Kate put her arms around her children. “Soon enough, Kate. We’ll be through this soon enough. I promise. And then we’ll start over.”
They both put their index fingers to their lips and then touched the screen. Her finger felt warm. They said their goodbyes.
Or were they really saying hello?
Michael swept his hands toward the canopy and asked the musicians to start up again. The cellist took back his seat and within a minute, Kate and Sarah and everyone else in the café and the small crowd bunched around the sides began clapping in unison or slapping the tables to the rhythm of the music. Couples on the edge of the café danced where they could find room. Yolanda got out of her chair, grabbed her grandsons’ and Mack’s hands, and began spinning them in a
sardana
of silly steps and giggles.
And Abby ran around their feet in a happy circle.
AUTHOR’S NOTE
Offerings
is fiction inspired by my reading of
The Rape of Europa,
by Lynn H. Nicolas, which I recommend to those readers interested in learning more about the efforts to repatriate art stolen by the Nazis.
Occasionally, a reference is made to actual entities or living people to lend an air of authenticity to the story. Otherwise, characters and incidents in this novel are fictional, and any resemblance to any person, living or dead, is purely coincidental.
ACKNOWLEDGMENTS
So many friends deserve thanks for their help in bringing my dream of writing a novel to reality that it’s hard to know where to begin.
Jerry Gross believed in me as a writer long before anyone else. The confidence he instilled and the guidance he gave in shaping the outline of the story is immeasurable. Min Jin Lee, my old friends Jon Weisgall, Alan Wolf and Jesse Viner, my sons Michael and David, my brother Jimmy and my sister Carole read early drafts and encouraged me to keep going.
Lacking formal training in fiction, I learned so much from Tom Jenks and Carol Edgarian, not only in the seminars I took but in watching them build and foster Narrative Magazine with an unbridled passion for the highest possible creative standards across every genre. As I edited my story I kept raising my game as near to their level of excellence as I could.

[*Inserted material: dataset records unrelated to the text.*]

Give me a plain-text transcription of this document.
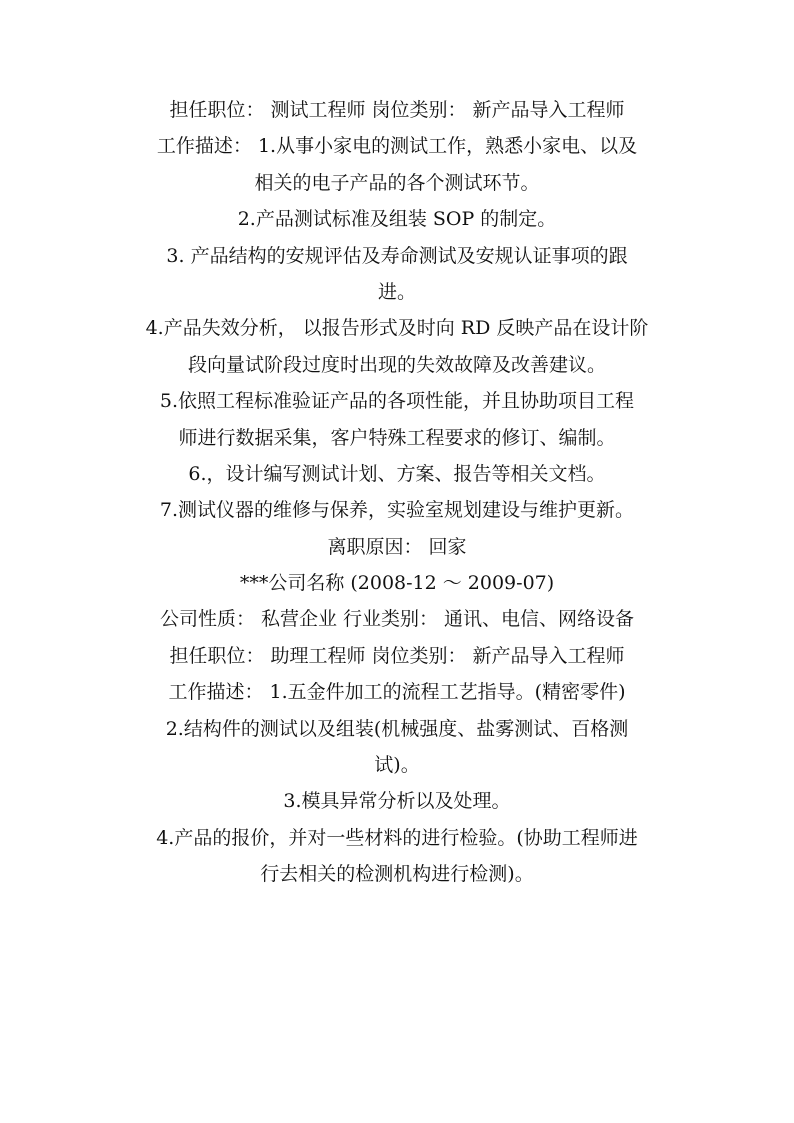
担任职位： 测试工程师 岗位类别： 新产品导入工程师
工作描述： 1.从事小家电的测试工作，熟悉小家电、以及
相关的电子产品的各个测试环节。
2.产品测试标准及组装 SOP 的制定。
3. 产品结构的安规评估及寿命测试及安规认证事项的跟
进。
4.产品失效分析， 以报告形式及时向 RD 反映产品在设计阶
段向量试阶段过度时出现的失效故障及改善建议。
5.依照工程标准验证产品的各项性能，并且协助项目工程
师进行数据采集，客户特殊工程要求的修订、编制。
6.，设计编写测试计划、方案、报告等相关文档。
7.测试仪器的维修与保养，实验室规划建设与维护更新。
离职原因： 回家
***公司名称 (2008-12 ～ 2009-07)
公司性质： 私营企业 行业类别： 通讯、电信、网络设备
担任职位： 助理工程师 岗位类别： 新产品导入工程师
工作描述： 1.五金件加工的流程工艺指导。(精密零件)
2.结构件的测试以及组装(机械强度、盐雾测试、百格测
试)。
3.模具异常分析以及处理。
4.产品的报价，并对一些材料的进行检验。(协助工程师进
行去相关的检测机构进行检测)。
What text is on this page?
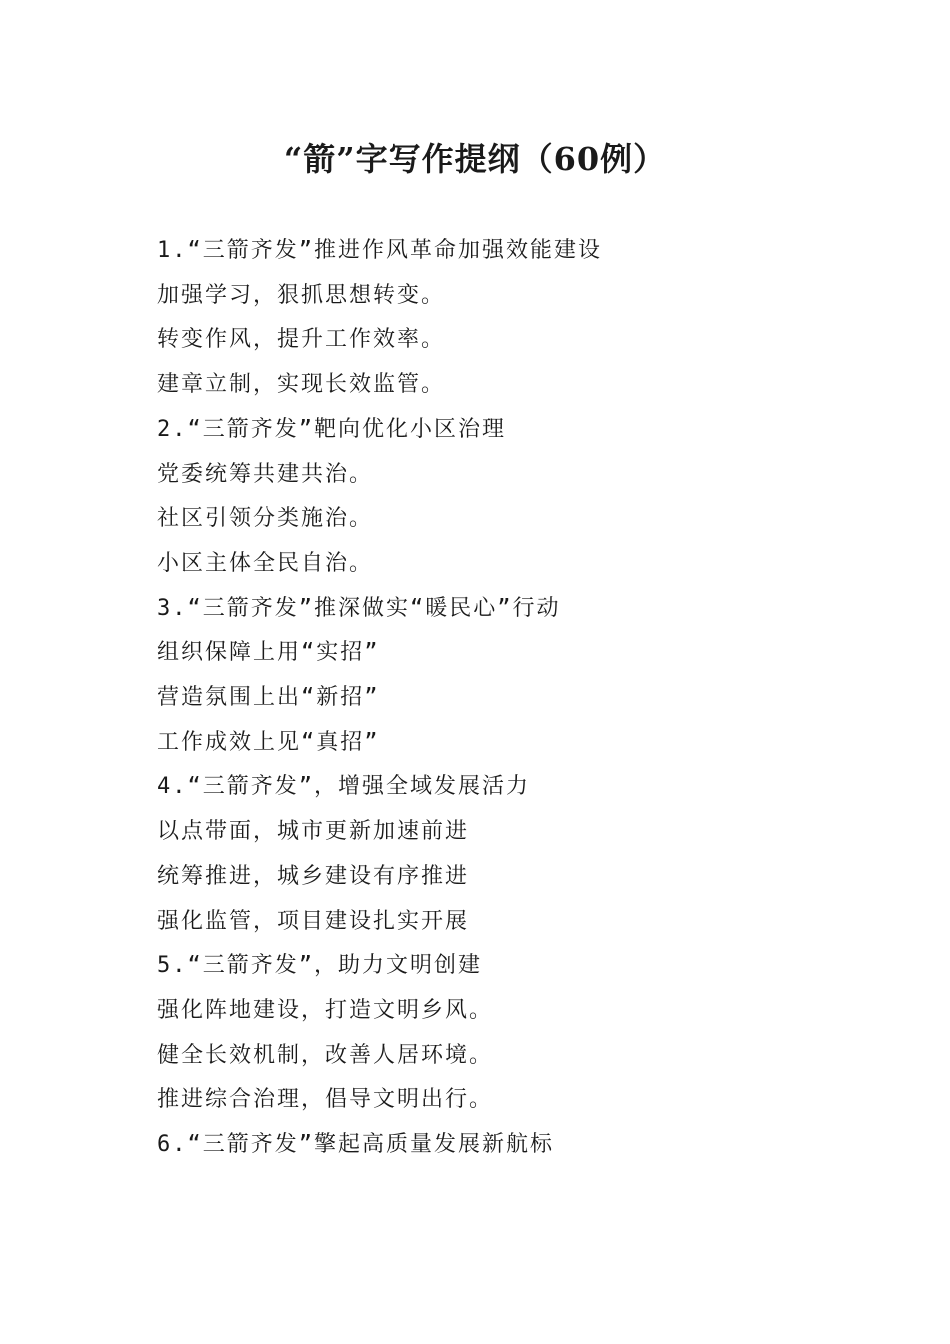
“箭”字写作提纲（60例）
1.“三箭齐发”推进作风革命加强效能建设
加强学习，狠抓思想转变。
转变作风，提升工作效率。
建章立制，实现长效监管。
2.“三箭齐发”靶向优化小区治理
党委统筹共建共治。
社区引领分类施治。
小区主体全民自治。
3.“三箭齐发”推深做实“暖民心”行动
组织保障上用“实招”
营造氛围上出“新招”
工作成效上见“真招”
4.“三箭齐发”，增强全域发展活力
以点带面，城市更新加速前进
统筹推进，城乡建设有序推进
强化监管，项目建设扎实开展
5.“三箭齐发”，助力文明创建
强化阵地建设，打造文明乡风。
健全长效机制，改善人居环境。
推进综合治理，倡导文明出行。
6.“三箭齐发”擎起高质量发展新航标
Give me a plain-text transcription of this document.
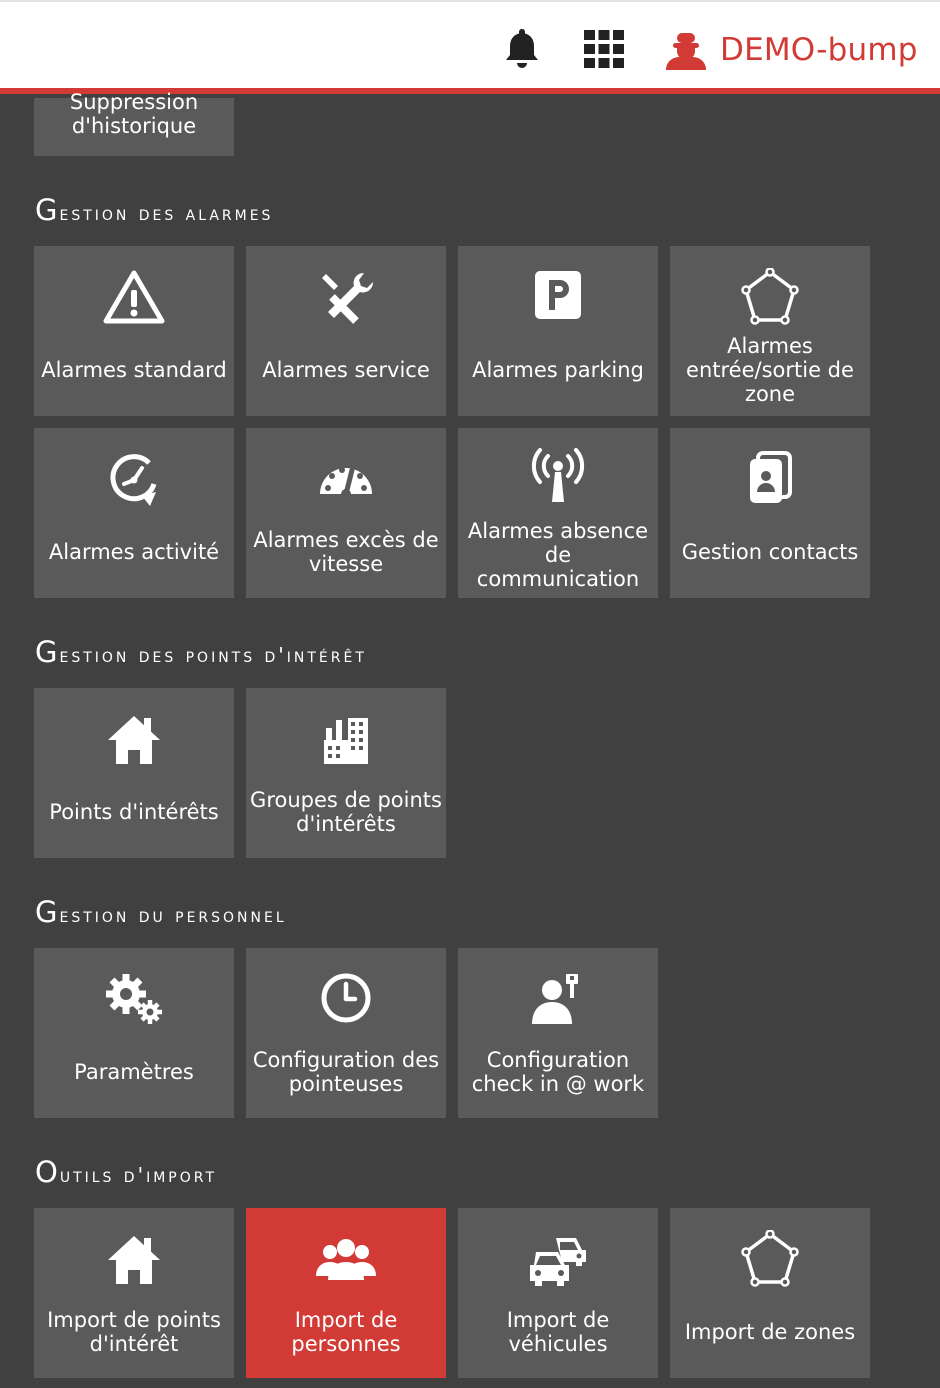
DEMO-bump
Suppression d'historique
Gestion des alarmes
Alarmes standard	Alarmes service	Alarmes parking
Alarmes entrée/sortie de zone
Alarmes activité	Alarmes excès de vitesse
Alarmes absence de communication
Gestion contacts
Gestion des points d'intérêt
Points d'intérêts	Groupes de points d'intérêts
Gestion du personnel
Paramètres	Configuration des pointeuses
Configuration check in @ work
Outils d'import
Import de points d'intérêt
Import de personnes
Import de véhicules	Import de zones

Most of all, though, I am so grateful I met Elizabeth England in one of Tom’s advanced fiction seminars. We became friends; Elizabeth became my mentor, my drill sergeant and my muse. A former teacher at The Writers Studio, Elizabeth forced me to put aside my “agenda” of being published and to focus instead on the craft of fiction. I wasn’t allowed to touch the manuscript for over a year while I built and then honed my skills under Elizabeth’s tutelage.
Alan Wolf showed a copy of the manuscript to Jordan and Anita Miller of Academy Chicago Publishers and voila, a contract, a book, and a deep respect for the publishing house they’ve nurtured over the years sprung to life. And Min Jin, Scott Turow, David Corbett and Andrew Gross read and commented on my story with such kind words.
And this book, of course, is for my wife Nancy Alessi. I don’t deserve her kindness and grace, but she surrounds me with it. And everyone who loves and respects Nancy like I do will agree that when I needed a model for a female protagonist who is focused, fearless and devoted to both her family and to the community at large, I didn’t need to look very far for my inspiration.